Hcv1a1d20200411_release/Hcv1a1d20200411_transcripts.fasta.gz
- Transcript files generated directly from the genome. May contain prematurely truncated CDS.
Hcv1a1d20200411_release/Hcv1a1d20200411.gff.gz
- Genome annotation of transcripts.
Hcv1a1d20200411_release/protein_size_table_Hcv1a1d20200411.csv
- A table showing the protein size differences in the within-transcript-phased transcript haplotypes, as well as which was selected for the model proteins.
Hcv1a1d20200411_release/partly_phased/
Hcv1a1d20200411_release/partly_phased/h1_pilon_Hcv1a1d20200411.fasta.gz
- Pseudohapltype h1 of within-transcript-phased transcripts. Each transcript is derived from a single haplotype, but it is not phased with respect to all other transcripts in the genome.
Hcv1a1d20200411_release/partly_phased/h1_Hcv1a1d20200411.pep.gz
- Putative proteins from the above fasta file.
Hcv1a1d20200411_release/partly_phased/h2_pilon_Hcv1a1d20200411.fasta.gz
- Pseudohaplotype h2 of the within-transcript-phased transcripts
Hcv1a1d20200411_release/partly_phased/h2_Hcv1a1d20200411.pep.gz
- Putative proteins from the above fasta file.
Hcv1a1d20200411_release/phased/
Hcv1a1d20200411_release/phased/Hcv1a1d20200411_h1_phased_nucl.fasta.gz
- Transcripts that are from h1. Matches the whole-genome phased vcf file.
Hcv1a1d20200411_release/phased/Hcv1a1d20200411_h1_phased_protein.pep.gz
- Proteins from the above file.
Hcv1a1d20200411_release/phased/Hcv1a1d20200411_h2_phased_nucl.fasta.gz
- Transcripts that are from h2. Matches the whole-genome phased vcf file.

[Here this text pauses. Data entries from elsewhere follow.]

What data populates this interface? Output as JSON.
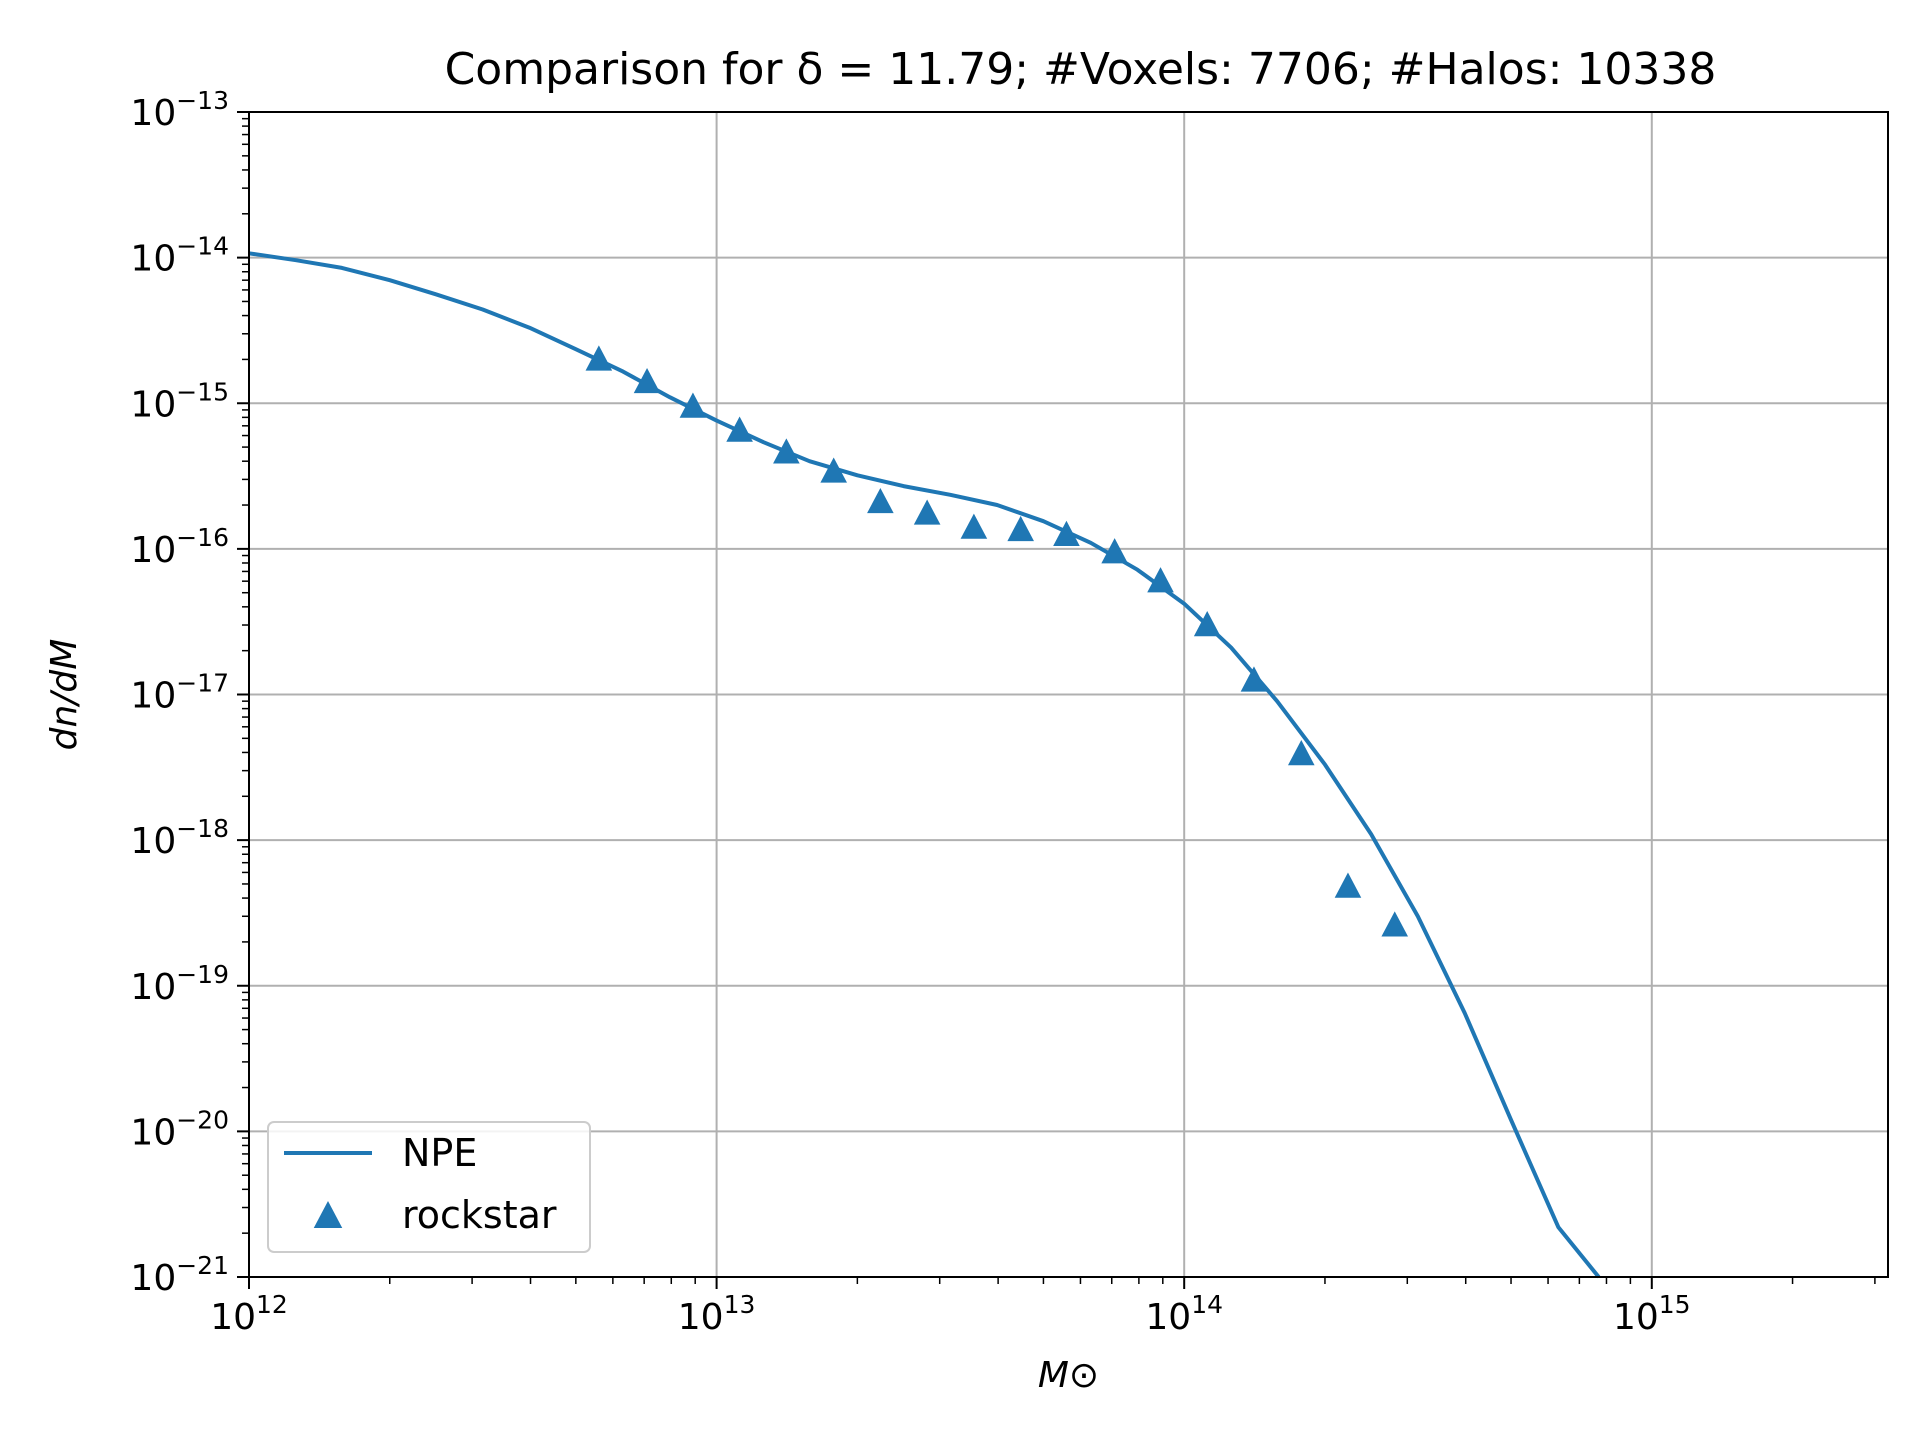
{
  "chart_data": {
    "type": "line",
    "title": "Comparison for δ = 11.79; #Voxels: 7706; #Halos: 10338",
    "xlabel": "M⊙",
    "ylabel": "dn/dM",
    "xscale": "log",
    "yscale": "log",
    "xlim": [
      1000000000000.0,
      3200000000000000.0
    ],
    "ylim": [
      1e-21,
      1e-13
    ],
    "grid": true,
    "legend_position": "lower-left",
    "x_ticks": [
      {
        "value": 1000000000000.0,
        "base": "10",
        "exp": "12"
      },
      {
        "value": 10000000000000.0,
        "base": "10",
        "exp": "13"
      },
      {
        "value": 100000000000000.0,
        "base": "10",
        "exp": "14"
      },
      {
        "value": 1000000000000000.0,
        "base": "10",
        "exp": "15"
      }
    ],
    "y_ticks": [
      {
        "value": 1e-13,
        "base": "10",
        "exp": "−13"
      },
      {
        "value": 1e-14,
        "base": "10",
        "exp": "−14"
      },
      {
        "value": 1e-15,
        "base": "10",
        "exp": "−15"
      },
      {
        "value": 1e-16,
        "base": "10",
        "exp": "−16"
      },
      {
        "value": 1e-17,
        "base": "10",
        "exp": "−17"
      },
      {
        "value": 1e-18,
        "base": "10",
        "exp": "−18"
      },
      {
        "value": 1e-19,
        "base": "10",
        "exp": "−19"
      },
      {
        "value": 1e-20,
        "base": "10",
        "exp": "−20"
      },
      {
        "value": 1e-21,
        "base": "10",
        "exp": "−21"
      }
    ],
    "series": [
      {
        "name": "NPE",
        "style": "line",
        "color": "#1f77b4",
        "points": [
          [
            1000000000000.0,
            1.07e-14
          ],
          [
            1260000000000.0,
            9.6e-15
          ],
          [
            1580000000000.0,
            8.5e-15
          ],
          [
            2000000000000.0,
            7e-15
          ],
          [
            2510000000000.0,
            5.6e-15
          ],
          [
            3160000000000.0,
            4.4e-15
          ],
          [
            3980000000000.0,
            3.3e-15
          ],
          [
            5000000000000.0,
            2.35e-15
          ],
          [
            6310000000000.0,
            1.65e-15
          ],
          [
            7940000000000.0,
            1.1e-15
          ],
          [
            10000000000000.0,
            7.6e-16
          ],
          [
            12600000000000.0,
            5.4e-16
          ],
          [
            15800000000000.0,
            4e-16
          ],
          [
            20000000000000.0,
            3.2e-16
          ],
          [
            25100000000000.0,
            2.7e-16
          ],
          [
            31600000000000.0,
            2.35e-16
          ],
          [
            39800000000000.0,
            2e-16
          ],
          [
            50000000000000.0,
            1.55e-16
          ],
          [
            63100000000000.0,
            1.1e-16
          ],
          [
            79400000000000.0,
            7.2e-17
          ],
          [
            100000000000000.0,
            4.2e-17
          ],
          [
            126000000000000.0,
            2.1e-17
          ],
          [
            158000000000000.0,
            9e-18
          ],
          [
            200000000000000.0,
            3.3e-18
          ],
          [
            251000000000000.0,
            1.1e-18
          ],
          [
            316000000000000.0,
            3e-19
          ],
          [
            398000000000000.0,
            6.5e-20
          ],
          [
            500000000000000.0,
            1.2e-20
          ],
          [
            631000000000000.0,
            2.2e-21
          ],
          [
            770000000000000.0,
            1e-21
          ]
        ]
      },
      {
        "name": "rockstar",
        "style": "triangle-markers",
        "color": "#1f77b4",
        "points": [
          [
            5600000000000.0,
            2e-15
          ],
          [
            7100000000000.0,
            1.4e-15
          ],
          [
            8900000000000.0,
            9.5e-16
          ],
          [
            11200000000000.0,
            6.5e-16
          ],
          [
            14100000000000.0,
            4.6e-16
          ],
          [
            17800000000000.0,
            3.4e-16
          ],
          [
            22400000000000.0,
            2.1e-16
          ],
          [
            28200000000000.0,
            1.75e-16
          ],
          [
            35500000000000.0,
            1.4e-16
          ],
          [
            44700000000000.0,
            1.35e-16
          ],
          [
            56000000000000.0,
            1.25e-16
          ],
          [
            71000000000000.0,
            9.5e-17
          ],
          [
            89000000000000.0,
            6e-17
          ],
          [
            112000000000000.0,
            3e-17
          ],
          [
            141000000000000.0,
            1.25e-17
          ],
          [
            178000000000000.0,
            3.9e-18
          ],
          [
            224000000000000.0,
            4.8e-19
          ],
          [
            282000000000000.0,
            2.6e-19
          ]
        ]
      }
    ]
  }
}
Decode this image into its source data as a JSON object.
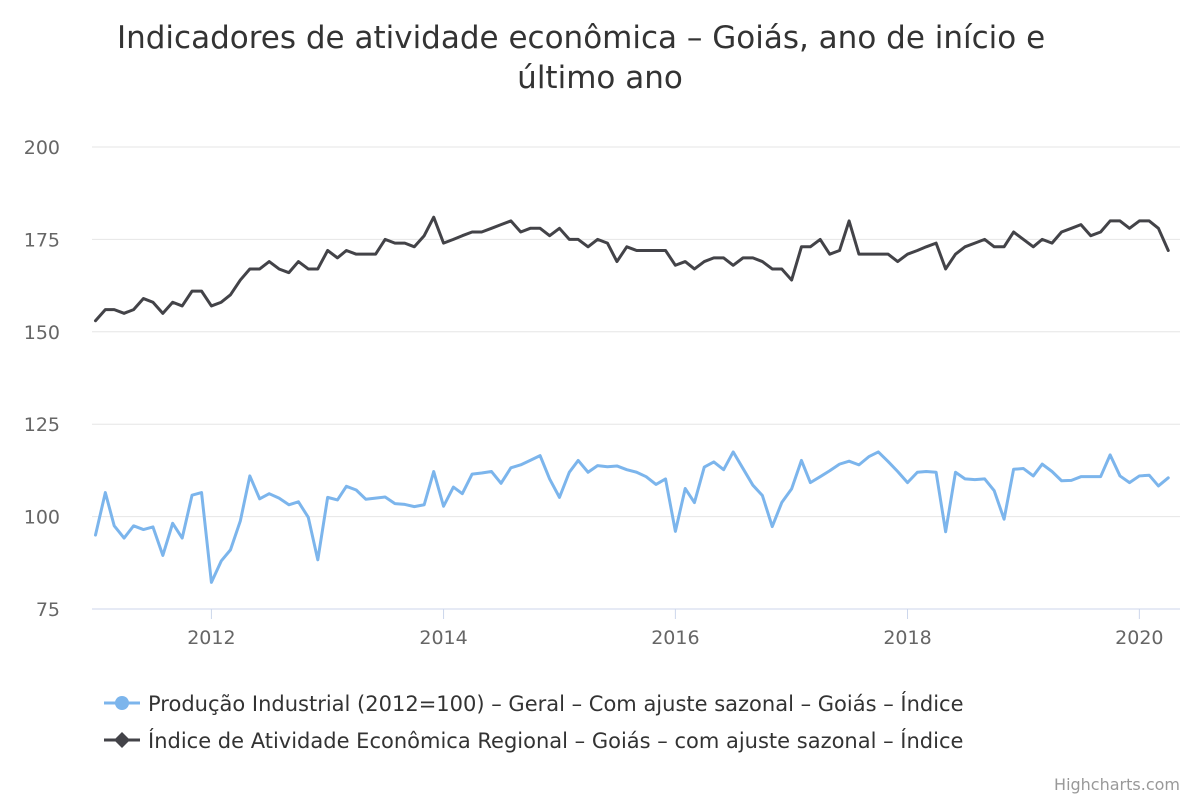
{
  "chart_data": {
    "type": "line",
    "title": "Indicadores de atividade econômica - Goiás, ano de início e último ano",
    "title_lines": [
      "Indicadores de atividade econômica – Goiás, ano de início e",
      "último ano"
    ],
    "xlabel": "",
    "ylabel": "",
    "x_start": "2011-01",
    "x_end": "2020-04",
    "xlim": [
      "2010-12-21",
      "2020-05-08"
    ],
    "ylim": [
      75,
      200
    ],
    "yticks": [
      "75",
      "100",
      "125",
      "150",
      "175",
      "200"
    ],
    "xticks": [
      "2012",
      "2014",
      "2016",
      "2018",
      "2020"
    ],
    "grid": true,
    "legend_position": "bottom",
    "series": [
      {
        "name": "Produção Industrial (2012=100) - Geral - Com ajuste sazonal - Goiás - Índice",
        "color": "#7cb5ec",
        "marker": "circle",
        "values": [
          95,
          106.5,
          97.5,
          94.2,
          97.5,
          96.5,
          97.2,
          89.5,
          98.2,
          94.2,
          105.8,
          106.5,
          82.2,
          88,
          91,
          98.8,
          111,
          104.8,
          106.2,
          105,
          103.2,
          104,
          99.8,
          88.3,
          105.2,
          104.5,
          108.2,
          107.2,
          104.7,
          105,
          105.3,
          103.5,
          103.3,
          102.7,
          103.2,
          112.2,
          102.8,
          108,
          106.2,
          111.5,
          111.8,
          112.2,
          109,
          113.2,
          114,
          115.2,
          116.5,
          110.2,
          105.2,
          112,
          115.2,
          112,
          113.8,
          113.5,
          113.7,
          112.7,
          112,
          110.8,
          108.7,
          110.2,
          96,
          107.6,
          103.8,
          113.4,
          114.8,
          112.7,
          117.5,
          113,
          108.5,
          105.7,
          97.3,
          103.8,
          107.5,
          115.2,
          109.2,
          110.8,
          112.4,
          114.2,
          115,
          114,
          116.2,
          117.5,
          114.9,
          112.2,
          109.2,
          112,
          112.2,
          112,
          95.9,
          112,
          110.2,
          110,
          110.2,
          107,
          99.3,
          112.8,
          113,
          111,
          114.2,
          112.2,
          109.7,
          109.8,
          110.8,
          110.8,
          110.8,
          116.7,
          111,
          109.2,
          111,
          111.2,
          108.3,
          110.5
        ]
      },
      {
        "name": "Índice de Atividade Econômica Regional - Goiás - com ajuste sazonal - Índice",
        "color": "#434348",
        "marker": "diamond",
        "values": [
          153,
          156,
          156,
          155,
          156,
          159,
          158,
          155,
          158,
          157,
          161,
          161,
          157,
          158,
          160,
          164,
          167,
          167,
          169,
          167,
          166,
          169,
          167,
          167,
          172,
          170,
          172,
          171,
          171,
          171,
          175,
          174,
          174,
          173,
          176,
          181,
          174,
          175,
          176,
          177,
          177,
          178,
          179,
          180,
          177,
          178,
          178,
          176,
          178,
          175,
          175,
          173,
          175,
          174,
          169,
          173,
          172,
          172,
          172,
          172,
          168,
          169,
          167,
          169,
          170,
          170,
          168,
          170,
          170,
          169,
          167,
          167,
          164,
          173,
          173,
          175,
          171,
          172,
          180,
          171,
          171,
          171,
          171,
          169,
          171,
          172,
          173,
          174,
          167,
          171,
          173,
          174,
          175,
          173,
          173,
          177,
          175,
          173,
          175,
          174,
          177,
          178,
          179,
          176,
          177,
          180,
          180,
          178,
          180,
          180,
          178,
          172
        ]
      }
    ]
  },
  "legend": {
    "items": [
      "Produção Industrial (2012=100) – Geral – Com ajuste sazonal – Goiás – Índice",
      "Índice de Atividade Econômica Regional – Goiás – com ajuste sazonal – Índice"
    ]
  },
  "credits": "Highcharts.com"
}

Hcv1a1d20200411_release/phased/Hcv1a1d20200411_h2_phased_protein.pep.gz
- Proteins from the above file.
Hcv1a1d20200411_release/phased/transcripts_unique_to_h1.Hcv1a1d20200411.list
- Transcripts that were able to be assigned to haplotype 1 (h1) of the whole-genome phasing. You probably won't need this file.
Hcv1a1d20200411_release/phased/transcripts_unique_to_h2.Hcv1a1d20200411.list
- Same as above, but to h2. You probably won't need this file.
Hcv1a1d20200411_release/phased/transcripts_shared_by_both_should_be_empty.Hcv1a1d20200411.list
- Intermediate check that no transcripts are shared by both haplotypes. Should be empty.
Hcv1a1d20200411_release/phased/second_list_of_transcripts_shared_by_both_should_be_empty.Hcv1a1d20200411.list
- Final check that no transcripts are shared by both haplotypes. Should be empty.